RFR (M): 8184334: Generalizing Atomic with templates
coleen.phillimore at oracle.com
coleen.phillimore at oracle.com
Thu Aug 3 16:00:13 UTC 2017
Hi,
I agree with the plea for simplicity, that the types in the templates
should be the same as well, and code in hotspot should be cleaned up.
The cast in os::random wouldn't have been necessary if the compiler had
given me an error when I changed the types to int. I would have made
that unsigned, maybe...
I find the IntegerTypes file reads like line noise (def: random
characters you used to get from a misbehaving modem on your phone
line). I would likely avoid using any features in it because they'd
cost me time to figure out which things to use. The mental time cost of
generalization is too high and I don't think we need to support
something like atomic float operations (unless we do already?)
I do agree with moving away from the java types to native types though.
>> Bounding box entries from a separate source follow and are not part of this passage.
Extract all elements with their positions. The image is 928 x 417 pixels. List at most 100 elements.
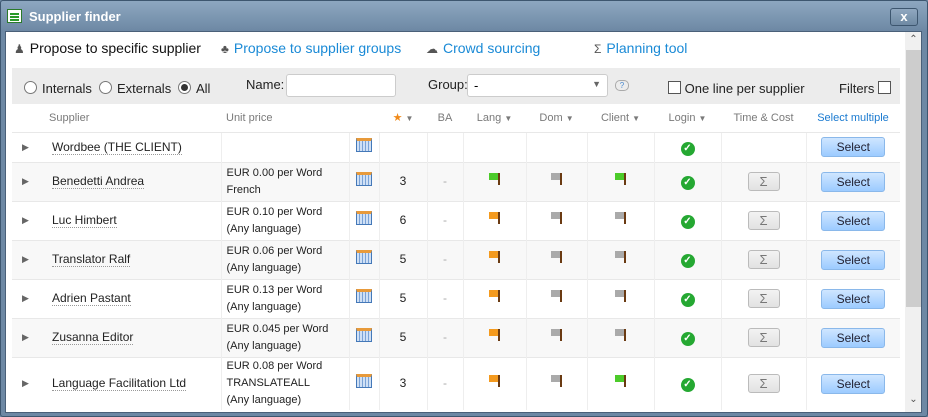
table-row: ▶ Translator Ralf EUR 0.06 per Word (Any …	[12, 239, 900, 279]
time-cost-sigma-button[interactable]: Σ	[747, 250, 780, 269]
scrollbar-thumb[interactable]	[906, 50, 921, 307]
filter-bar: Internals Externals All Name: Group: - ▼ …	[12, 68, 900, 104]
calendar-icon[interactable]	[356, 328, 372, 342]
unit-price-cell: EUR 0.10 per Word (Any language)	[220, 200, 349, 240]
sort-icon: ▼	[565, 113, 574, 123]
calendar-icon[interactable]	[356, 250, 372, 264]
time-cost-sigma-button[interactable]: Σ	[747, 328, 780, 347]
select-button[interactable]: Select	[821, 249, 886, 270]
client-flag-icon	[614, 251, 627, 263]
select-button[interactable]: Select	[821, 327, 886, 348]
dom-flag-icon	[550, 173, 563, 185]
check-circle-icon: ✓	[680, 141, 695, 156]
ba-value: -	[426, 278, 463, 318]
radio-label: Internals	[42, 81, 92, 96]
select-button[interactable]: Select	[821, 210, 886, 231]
col-login[interactable]: Login ▼	[654, 104, 721, 132]
select-button[interactable]: Select	[821, 373, 886, 394]
vertical-scrollbar[interactable]: ⌃ ⌄	[905, 32, 921, 412]
select-button[interactable]: Select	[821, 137, 886, 157]
lang-flag-icon	[488, 251, 501, 263]
check-circle-icon: ✓	[680, 293, 695, 307]
time-cost-sigma-button[interactable]: Σ	[747, 211, 780, 230]
client-flag-icon	[614, 329, 627, 341]
sort-icon: ▼	[504, 113, 513, 123]
sort-icon: ▼	[405, 114, 414, 124]
col-client[interactable]: Client ▼	[587, 104, 654, 132]
expand-row-icon[interactable]: ▶	[12, 317, 44, 357]
ba-value: -	[426, 356, 463, 410]
radio-externals[interactable]: Externals	[99, 81, 171, 96]
supplier-name-link[interactable]: Zusanna Editor	[52, 330, 134, 345]
unit-price-cell: EUR 0.00 per Word French	[220, 161, 349, 201]
expand-row-icon[interactable]: ▶	[12, 131, 44, 162]
radio-icon	[99, 81, 112, 94]
title-bar: Supplier finder x	[1, 1, 927, 31]
checkbox-label: Filters	[839, 81, 875, 96]
rating-value: 5	[378, 239, 427, 279]
group-icon: ♣	[221, 42, 229, 56]
chevron-down-icon: ▼	[592, 79, 601, 89]
check-circle-icon: ✓	[680, 254, 695, 268]
tab-supplier-groups[interactable]: ♣ Propose to supplier groups	[221, 40, 401, 56]
supplier-name-link[interactable]: Benedetti Andrea	[52, 174, 145, 189]
supplier-name-link[interactable]: Adrien Pastant	[52, 291, 131, 306]
select-multiple-link[interactable]: Select multiple	[817, 111, 889, 124]
name-label: Name:	[246, 77, 285, 92]
col-supplier[interactable]: Supplier	[49, 111, 90, 124]
rating-value: 5	[378, 278, 427, 318]
table-row: ▶ Luc Himbert EUR 0.10 per Word (Any lang…	[12, 200, 900, 240]
tab-specific-supplier[interactable]: ♟ Propose to specific supplier	[14, 40, 201, 56]
expand-row-icon[interactable]: ▶	[12, 278, 44, 318]
one-line-checkbox[interactable]: One line per supplier	[668, 81, 805, 96]
supplier-name-link[interactable]: Language Facilitation Ltd	[52, 376, 187, 392]
scroll-down-icon[interactable]: ⌄	[909, 394, 918, 405]
supplier-name-link[interactable]: Translator Ralf	[52, 252, 131, 267]
expand-row-icon[interactable]: ▶	[12, 239, 44, 279]
calendar-icon[interactable]	[356, 172, 372, 186]
client-flag-icon	[614, 375, 627, 388]
sort-icon: ▼	[698, 113, 707, 123]
lang-flag-icon	[488, 375, 501, 388]
rating-value: 3	[378, 161, 427, 201]
supplier-name-link[interactable]: Wordbee (THE CLIENT)	[52, 139, 182, 155]
tab-label: Crowd sourcing	[443, 40, 541, 56]
supplier-name-link[interactable]: Luc Himbert	[52, 213, 117, 228]
select-button[interactable]: Select	[821, 288, 886, 309]
scroll-up-icon[interactable]: ⌃	[909, 34, 918, 45]
window-title: Supplier finder	[29, 9, 121, 24]
close-button[interactable]: x	[890, 8, 918, 26]
expand-row-icon[interactable]: ▶	[12, 200, 44, 240]
radio-all[interactable]: All	[178, 81, 210, 96]
calendar-icon[interactable]	[356, 211, 372, 225]
check-circle-icon: ✓	[680, 215, 695, 229]
calendar-icon[interactable]	[356, 374, 372, 389]
calendar-icon[interactable]	[356, 137, 372, 152]
window-icon	[7, 9, 22, 23]
select-button[interactable]: Select	[821, 171, 886, 192]
col-label: Dom	[539, 111, 563, 124]
help-icon[interactable]: ?	[615, 80, 629, 91]
unit-price-cell: EUR 0.13 per Word (Any language)	[220, 278, 349, 318]
col-lang[interactable]: Lang ▼	[463, 104, 526, 132]
tab-crowd-sourcing[interactable]: ☁ Crowd sourcing	[426, 40, 540, 56]
tab-planning-tool[interactable]: Σ Planning tool	[594, 40, 687, 56]
rating-value: 6	[378, 200, 427, 240]
group-select[interactable]: - ▼	[467, 74, 608, 97]
filters-checkbox[interactable]: Filters	[839, 81, 892, 96]
check-circle-icon: ✓	[680, 378, 695, 393]
col-rating[interactable]: ★ ▼	[379, 104, 427, 132]
ba-value	[426, 131, 463, 162]
expand-row-icon[interactable]: ▶	[12, 356, 44, 410]
col-time-cost: Time & Cost	[733, 111, 794, 124]
calendar-icon[interactable]	[356, 289, 372, 303]
name-input[interactable]	[286, 74, 396, 97]
unit-price-cell: EUR 0.08 per Word TRANSLATEALL (Any langua…	[220, 356, 349, 410]
time-cost-sigma-button[interactable]: Σ	[747, 289, 780, 308]
time-cost-sigma-button[interactable]: Σ	[747, 374, 780, 394]
col-dom[interactable]: Dom ▼	[526, 104, 587, 132]
time-cost-sigma-button[interactable]: Σ	[747, 172, 780, 191]
lang-flag-icon	[488, 173, 501, 185]
expand-row-icon[interactable]: ▶	[12, 161, 44, 201]
radio-internals[interactable]: Internals	[24, 81, 92, 96]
This is worth the disruption (which doesn't seem like that much from the
first patch).
Thanks,
Coleen
On 8/2/17 4:31 AM, Andrew Haley wrote:
> On 02/08/17 04:35, David Holmes wrote:
>> Hi Kim,
>>
>> Good planning on Erik's part to go on vacation just as I have returned ;-)
>>
>> On 1/08/2017 4:18 AM, Kim Barrett wrote:
>>>> On Jul 28, 2017, at 12:25 PM, Erik Osterlund <erik.osterlund at oracle.com> wrote:
>>>>
>>>> In that case, feel free to propose a revised solution while I am gone.
>>> Erik has asked me to try to make progress on this while he's on
>>> vacation, rather than possibly letting it sit until he gets back.
>> Okay, while Erik is gone perhaps you can clarify a few things. As Andrew
>> and Roman have expressed, I too find this:
>>
>> + template <typename T, typename U, typename V>
>> + inline static U cmpxchg(T exchange_value, volatile U* dest, V
>> compare_value, cmpxchg_memory_order order);
>>
>> totally unintuitive and unappealing. I do not understand the rationale
>> for this this at all. It does not make any sense to me to allow T, U and
>> V to be different types (even if constrained). It has been stated that
>> if we force them to all be the same there is some problem with literals
>> and the need for casts, but I don't understand what that problem would be.
> A couple of examples would help:
>
> diff -r d207c56d5b5a src/share/vm/runtime/os.cpp
> --- a/src/share/vm/runtime/os.cpp Tue Jul 25 15:35:09 2017 +0100
> +++ b/src/share/vm/runtime/os.cpp Wed Aug 02 09:24:30 2017 +0100
> @@ -756,7 +756,7 @@
> while (true) {
> unsigned int seed = _rand_seed;
> int rand = random_helper(seed);
> - if (Atomic::cmpxchg(rand, &_rand_seed, seed) == seed) {
> + if (Atomic::cmpxchg((unsigned)rand, &_rand_seed, seed) == seed) {
> return rand;
> }
> }
> diff -r d207c56d5b5a src/share/vm/runtime/thread.cpp
> --- a/src/share/vm/runtime/thread.cpp Tue Jul 25 15:35:09 2017 +0100
> +++ b/src/share/vm/runtime/thread.cpp Wed Aug 02 09:24:30 2017 +0100
> @@ -4741,7 +4741,7 @@
> enum MuxBits { LOCKBIT = 1 };
>
> void Thread::muxAcquire(volatile intptr_t * Lock, const char * LockName) {
> - intptr_t w = Atomic::cmpxchg(LOCKBIT, Lock, 0);
> + intptr_t w = Atomic::cmpxchg((intptr_t)LOCKBIT, Lock, (intptr_t)0);
> if (w == 0) return;
> if ((w & LOCKBIT) == 0 && Atomic::cmpxchg (w|LOCKBIT, Lock, w) == w) {
> return;
>
> There are eight such changes required in the HotSpot codebase.
>
> I strongly believe that these changes make the code better. They show
> exactly where types do not match. In the case of the random
> generator, they show that there is a type mismatch which is IMO
> probably wrong, and it wouldn't hurt to fix it.